Another thread inspired me - about relationships with mothers. NC, but probably still outing to anyone who knows me irl.
I’m in my early 20s, my mum is mid 60s. When I was 10, I emigrated from England to another English-speaking country. My mum married, and still lives with my step-father.
As I reached my late-teens, and school was coming to an end, I began to feel detached from the country I was living in. I longed to come back to England. It was all I could think about, and I did come back during the summer holidays (I stayed with my dad). I was soon set on the idea of moving back to England. I just didn’t know when or how. I often forgot about “home” while I was there. When I would try and talk to my mum about how I felt, her response was bitter. She viewed me as being ungrateful, and said I wanted to “leave” her. This left me feeling extremely guilty. I could see her POV, however I felt so deeply unhappy living there. As you can imagine, I was in a tough position. I wanted to keep my mum happy, and knew I would miss her an awful lot. But I also couldn’t bear the thought of staying in that country.
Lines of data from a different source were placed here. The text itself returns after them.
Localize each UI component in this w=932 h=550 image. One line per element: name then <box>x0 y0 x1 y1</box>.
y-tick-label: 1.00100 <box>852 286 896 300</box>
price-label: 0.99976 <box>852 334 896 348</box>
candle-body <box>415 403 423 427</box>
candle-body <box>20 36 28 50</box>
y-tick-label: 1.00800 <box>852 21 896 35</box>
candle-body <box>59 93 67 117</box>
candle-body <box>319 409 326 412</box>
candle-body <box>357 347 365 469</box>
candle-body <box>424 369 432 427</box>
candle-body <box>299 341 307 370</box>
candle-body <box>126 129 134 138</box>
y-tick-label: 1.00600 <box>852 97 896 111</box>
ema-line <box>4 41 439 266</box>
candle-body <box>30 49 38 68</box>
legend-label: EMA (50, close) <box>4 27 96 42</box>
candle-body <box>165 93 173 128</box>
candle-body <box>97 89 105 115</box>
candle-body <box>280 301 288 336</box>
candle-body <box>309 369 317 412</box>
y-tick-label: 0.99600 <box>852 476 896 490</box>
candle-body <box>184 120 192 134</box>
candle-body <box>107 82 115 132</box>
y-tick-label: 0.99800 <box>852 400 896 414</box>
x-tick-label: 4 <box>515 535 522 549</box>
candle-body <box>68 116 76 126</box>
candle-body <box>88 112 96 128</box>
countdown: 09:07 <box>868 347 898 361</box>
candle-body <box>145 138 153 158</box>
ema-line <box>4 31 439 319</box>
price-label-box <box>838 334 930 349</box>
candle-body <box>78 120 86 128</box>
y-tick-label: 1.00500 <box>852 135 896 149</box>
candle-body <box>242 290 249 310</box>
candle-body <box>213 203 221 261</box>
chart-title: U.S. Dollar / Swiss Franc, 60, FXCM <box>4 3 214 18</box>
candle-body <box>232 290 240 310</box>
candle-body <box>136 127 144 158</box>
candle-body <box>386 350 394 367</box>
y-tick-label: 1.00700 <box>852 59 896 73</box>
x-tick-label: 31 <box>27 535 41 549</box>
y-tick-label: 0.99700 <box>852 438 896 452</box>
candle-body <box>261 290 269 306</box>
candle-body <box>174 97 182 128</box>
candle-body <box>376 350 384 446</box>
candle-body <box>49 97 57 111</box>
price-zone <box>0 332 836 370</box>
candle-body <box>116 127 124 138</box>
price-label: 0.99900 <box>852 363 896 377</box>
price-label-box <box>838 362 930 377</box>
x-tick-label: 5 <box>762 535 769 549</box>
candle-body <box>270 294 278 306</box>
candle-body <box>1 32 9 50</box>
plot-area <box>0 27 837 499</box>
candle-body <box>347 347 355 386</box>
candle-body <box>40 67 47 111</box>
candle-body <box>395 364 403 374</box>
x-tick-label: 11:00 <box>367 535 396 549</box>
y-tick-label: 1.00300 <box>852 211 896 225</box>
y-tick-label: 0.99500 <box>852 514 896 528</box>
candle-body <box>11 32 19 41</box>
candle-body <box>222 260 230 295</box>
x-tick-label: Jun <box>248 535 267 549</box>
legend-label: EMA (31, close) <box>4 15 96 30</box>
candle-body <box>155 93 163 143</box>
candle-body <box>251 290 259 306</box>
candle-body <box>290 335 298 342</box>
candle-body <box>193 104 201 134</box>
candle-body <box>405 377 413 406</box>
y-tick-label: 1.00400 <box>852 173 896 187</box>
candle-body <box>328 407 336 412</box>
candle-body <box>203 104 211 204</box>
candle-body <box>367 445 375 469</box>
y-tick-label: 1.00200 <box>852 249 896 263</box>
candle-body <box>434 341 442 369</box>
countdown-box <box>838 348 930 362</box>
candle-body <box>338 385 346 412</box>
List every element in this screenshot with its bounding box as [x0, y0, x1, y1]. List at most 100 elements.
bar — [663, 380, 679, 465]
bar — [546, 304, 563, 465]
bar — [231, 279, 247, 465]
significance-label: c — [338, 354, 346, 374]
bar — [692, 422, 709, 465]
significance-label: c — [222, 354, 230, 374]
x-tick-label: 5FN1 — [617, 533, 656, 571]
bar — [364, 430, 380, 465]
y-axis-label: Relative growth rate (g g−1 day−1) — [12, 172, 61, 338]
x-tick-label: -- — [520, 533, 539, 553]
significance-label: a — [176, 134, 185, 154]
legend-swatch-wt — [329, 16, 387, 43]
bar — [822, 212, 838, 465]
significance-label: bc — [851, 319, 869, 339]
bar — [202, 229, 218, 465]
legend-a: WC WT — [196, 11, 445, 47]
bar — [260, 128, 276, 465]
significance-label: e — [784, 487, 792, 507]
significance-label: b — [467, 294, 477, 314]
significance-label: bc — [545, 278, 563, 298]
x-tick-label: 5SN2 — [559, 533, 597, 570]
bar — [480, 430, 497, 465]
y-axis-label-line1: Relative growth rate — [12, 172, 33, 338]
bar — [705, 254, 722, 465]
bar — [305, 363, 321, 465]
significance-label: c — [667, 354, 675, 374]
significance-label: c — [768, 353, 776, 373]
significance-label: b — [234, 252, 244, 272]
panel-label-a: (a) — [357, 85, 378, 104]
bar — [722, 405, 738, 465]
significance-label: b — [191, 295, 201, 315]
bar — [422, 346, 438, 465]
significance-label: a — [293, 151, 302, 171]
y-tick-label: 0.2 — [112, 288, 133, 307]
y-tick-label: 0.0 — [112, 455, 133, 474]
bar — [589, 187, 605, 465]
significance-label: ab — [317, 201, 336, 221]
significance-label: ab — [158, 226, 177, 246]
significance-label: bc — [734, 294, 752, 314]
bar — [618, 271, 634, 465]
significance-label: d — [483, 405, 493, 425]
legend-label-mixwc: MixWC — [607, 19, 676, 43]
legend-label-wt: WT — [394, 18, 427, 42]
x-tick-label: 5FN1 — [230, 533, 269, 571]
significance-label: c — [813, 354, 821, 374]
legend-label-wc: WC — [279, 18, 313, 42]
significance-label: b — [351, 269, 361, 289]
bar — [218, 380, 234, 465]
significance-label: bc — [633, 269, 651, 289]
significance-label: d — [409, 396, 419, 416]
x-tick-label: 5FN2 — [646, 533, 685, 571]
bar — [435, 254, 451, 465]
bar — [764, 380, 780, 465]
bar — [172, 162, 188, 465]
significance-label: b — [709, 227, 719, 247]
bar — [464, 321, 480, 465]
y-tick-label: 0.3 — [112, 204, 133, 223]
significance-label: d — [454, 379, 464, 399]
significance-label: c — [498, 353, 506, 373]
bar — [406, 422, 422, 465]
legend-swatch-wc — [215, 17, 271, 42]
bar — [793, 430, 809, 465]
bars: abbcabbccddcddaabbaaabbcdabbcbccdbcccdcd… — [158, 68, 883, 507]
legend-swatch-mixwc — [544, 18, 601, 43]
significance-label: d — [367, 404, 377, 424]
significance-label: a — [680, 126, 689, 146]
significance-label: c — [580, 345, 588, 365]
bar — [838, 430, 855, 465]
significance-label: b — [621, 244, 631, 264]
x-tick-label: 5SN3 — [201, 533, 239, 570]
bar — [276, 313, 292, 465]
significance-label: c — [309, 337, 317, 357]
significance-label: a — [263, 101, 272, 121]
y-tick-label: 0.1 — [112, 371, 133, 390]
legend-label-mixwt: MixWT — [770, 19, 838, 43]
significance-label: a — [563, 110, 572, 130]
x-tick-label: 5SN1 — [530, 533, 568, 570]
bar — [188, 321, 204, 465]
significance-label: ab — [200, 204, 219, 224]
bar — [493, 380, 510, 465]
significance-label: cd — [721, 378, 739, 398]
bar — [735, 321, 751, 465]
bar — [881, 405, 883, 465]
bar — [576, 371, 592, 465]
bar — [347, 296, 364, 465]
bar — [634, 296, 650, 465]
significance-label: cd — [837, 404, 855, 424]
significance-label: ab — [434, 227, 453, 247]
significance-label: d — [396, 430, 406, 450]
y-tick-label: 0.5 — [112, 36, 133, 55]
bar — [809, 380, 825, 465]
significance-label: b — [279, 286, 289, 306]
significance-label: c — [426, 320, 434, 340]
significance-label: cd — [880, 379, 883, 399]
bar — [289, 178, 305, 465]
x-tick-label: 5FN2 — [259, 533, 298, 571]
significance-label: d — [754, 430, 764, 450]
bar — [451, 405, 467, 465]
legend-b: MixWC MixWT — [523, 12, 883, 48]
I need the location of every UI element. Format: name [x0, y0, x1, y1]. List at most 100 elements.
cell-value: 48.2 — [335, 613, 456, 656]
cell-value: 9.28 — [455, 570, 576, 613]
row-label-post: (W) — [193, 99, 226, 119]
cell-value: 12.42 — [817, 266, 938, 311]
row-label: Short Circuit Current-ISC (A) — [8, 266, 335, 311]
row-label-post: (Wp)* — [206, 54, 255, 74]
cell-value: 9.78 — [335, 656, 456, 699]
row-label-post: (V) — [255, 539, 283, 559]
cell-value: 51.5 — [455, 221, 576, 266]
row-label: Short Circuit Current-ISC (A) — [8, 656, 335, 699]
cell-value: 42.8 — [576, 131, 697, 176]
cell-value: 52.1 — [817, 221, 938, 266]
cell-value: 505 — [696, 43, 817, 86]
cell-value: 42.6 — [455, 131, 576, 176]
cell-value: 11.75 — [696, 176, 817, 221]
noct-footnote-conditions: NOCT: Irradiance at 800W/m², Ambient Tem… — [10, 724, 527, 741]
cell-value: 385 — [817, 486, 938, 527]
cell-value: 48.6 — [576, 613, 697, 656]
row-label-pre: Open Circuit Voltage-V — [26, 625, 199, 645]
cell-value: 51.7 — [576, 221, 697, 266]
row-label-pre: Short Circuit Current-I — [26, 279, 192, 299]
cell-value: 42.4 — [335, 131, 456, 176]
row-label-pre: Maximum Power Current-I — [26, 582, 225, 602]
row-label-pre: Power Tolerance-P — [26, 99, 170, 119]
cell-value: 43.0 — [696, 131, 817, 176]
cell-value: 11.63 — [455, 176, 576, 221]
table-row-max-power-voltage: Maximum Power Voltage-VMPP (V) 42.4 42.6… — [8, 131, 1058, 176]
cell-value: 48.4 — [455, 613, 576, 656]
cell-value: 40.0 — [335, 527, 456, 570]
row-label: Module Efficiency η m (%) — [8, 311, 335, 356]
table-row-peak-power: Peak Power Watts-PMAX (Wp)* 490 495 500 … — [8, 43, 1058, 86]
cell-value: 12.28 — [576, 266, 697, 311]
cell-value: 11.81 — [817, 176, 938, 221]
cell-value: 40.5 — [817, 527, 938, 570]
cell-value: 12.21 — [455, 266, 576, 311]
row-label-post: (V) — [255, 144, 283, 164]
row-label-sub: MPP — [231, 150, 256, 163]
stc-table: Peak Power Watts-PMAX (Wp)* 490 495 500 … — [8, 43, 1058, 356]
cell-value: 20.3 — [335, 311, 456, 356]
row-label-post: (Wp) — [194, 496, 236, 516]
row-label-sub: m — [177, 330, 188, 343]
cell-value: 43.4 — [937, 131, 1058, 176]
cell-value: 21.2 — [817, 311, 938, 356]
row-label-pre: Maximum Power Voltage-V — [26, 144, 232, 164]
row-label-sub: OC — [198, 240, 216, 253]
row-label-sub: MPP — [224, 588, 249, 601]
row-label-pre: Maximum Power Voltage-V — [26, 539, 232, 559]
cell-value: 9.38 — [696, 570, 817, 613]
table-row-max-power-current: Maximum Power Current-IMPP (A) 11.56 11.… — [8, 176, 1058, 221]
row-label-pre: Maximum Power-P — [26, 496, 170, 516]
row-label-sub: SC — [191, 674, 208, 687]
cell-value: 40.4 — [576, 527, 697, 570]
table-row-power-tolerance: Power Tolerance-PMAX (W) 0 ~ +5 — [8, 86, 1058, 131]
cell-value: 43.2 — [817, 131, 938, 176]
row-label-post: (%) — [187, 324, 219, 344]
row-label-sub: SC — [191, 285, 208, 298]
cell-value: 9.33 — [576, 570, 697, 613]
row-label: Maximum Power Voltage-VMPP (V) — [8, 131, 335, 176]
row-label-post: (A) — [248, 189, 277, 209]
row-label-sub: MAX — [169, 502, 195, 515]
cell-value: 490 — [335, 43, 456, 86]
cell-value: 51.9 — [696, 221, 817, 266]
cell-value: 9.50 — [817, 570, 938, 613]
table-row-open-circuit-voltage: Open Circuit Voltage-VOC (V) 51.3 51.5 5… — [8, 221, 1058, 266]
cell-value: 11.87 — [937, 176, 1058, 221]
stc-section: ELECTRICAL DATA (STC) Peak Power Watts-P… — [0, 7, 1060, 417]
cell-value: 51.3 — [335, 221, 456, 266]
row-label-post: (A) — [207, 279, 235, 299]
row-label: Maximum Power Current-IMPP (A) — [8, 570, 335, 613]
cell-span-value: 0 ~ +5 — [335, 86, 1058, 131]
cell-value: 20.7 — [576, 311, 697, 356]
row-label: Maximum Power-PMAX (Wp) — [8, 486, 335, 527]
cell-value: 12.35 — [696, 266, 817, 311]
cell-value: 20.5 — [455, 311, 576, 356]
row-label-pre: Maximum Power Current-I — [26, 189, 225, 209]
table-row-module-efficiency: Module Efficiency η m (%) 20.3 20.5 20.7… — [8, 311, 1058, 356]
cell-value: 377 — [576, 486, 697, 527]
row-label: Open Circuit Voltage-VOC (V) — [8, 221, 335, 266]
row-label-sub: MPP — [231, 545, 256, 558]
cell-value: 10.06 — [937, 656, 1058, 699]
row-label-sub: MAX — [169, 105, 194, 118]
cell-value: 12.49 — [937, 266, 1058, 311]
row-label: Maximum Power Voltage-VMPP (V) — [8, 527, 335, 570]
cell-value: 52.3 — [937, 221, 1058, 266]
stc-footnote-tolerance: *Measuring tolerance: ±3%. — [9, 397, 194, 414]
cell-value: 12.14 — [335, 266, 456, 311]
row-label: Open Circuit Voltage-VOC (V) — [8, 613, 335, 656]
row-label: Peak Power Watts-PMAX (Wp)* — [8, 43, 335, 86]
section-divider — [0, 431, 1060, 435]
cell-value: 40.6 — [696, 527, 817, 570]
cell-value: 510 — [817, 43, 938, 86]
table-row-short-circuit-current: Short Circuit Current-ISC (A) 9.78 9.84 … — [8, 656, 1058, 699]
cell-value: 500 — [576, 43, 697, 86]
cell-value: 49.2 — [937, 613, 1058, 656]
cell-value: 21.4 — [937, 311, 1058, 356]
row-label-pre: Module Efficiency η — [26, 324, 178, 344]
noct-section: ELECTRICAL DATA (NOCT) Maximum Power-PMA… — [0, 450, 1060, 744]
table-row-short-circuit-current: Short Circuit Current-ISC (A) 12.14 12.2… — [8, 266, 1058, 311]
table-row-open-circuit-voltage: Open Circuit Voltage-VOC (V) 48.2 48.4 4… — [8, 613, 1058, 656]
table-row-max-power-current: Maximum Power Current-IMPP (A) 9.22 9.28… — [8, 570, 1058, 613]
To try and cut things short, I am now back living in the UK with my partner of 3 years. I took the plunge when my mum sold our house and relocated to another part of the country.
I enjoy my life here, and know I made the right decision regarding the move. However, my mum is always at the back of my mind. I feel guilty. I feel like a terrible daughter. My mum keeps reminding me that she won’t be here for “much longer”. She tells me how hurt she is that she won’t get to see her grandchildren (that aren’t even born yet!). She makes cutting remarks about England, and wants to know what we have here (England) that they haven’t got there (where she lives).
(I should point out that I have siblings, one of which lives near her).
I talk to her as often as I can. I video-chat her regularly, I have been back to visit her as much as I can (despite barely being able to afford it). I try to involve her in my life, send her plenty of photos. I understand that she misses me, I miss her, too. But sometimes, she takes me on a guilt-trip, and I just feel awful. As if I’m not allowed to enjoy my life because I’m hurting her.
I don’t know what I’m trying to gain from this - I just don’t know what to do. In my ideal world, she would decide to come back here, too. But she doesn’t want to, she’s happy living where she is, with her husband. Which is completely fair. I just wish she wouldn’t make me feel like I’m responsible for her happiness.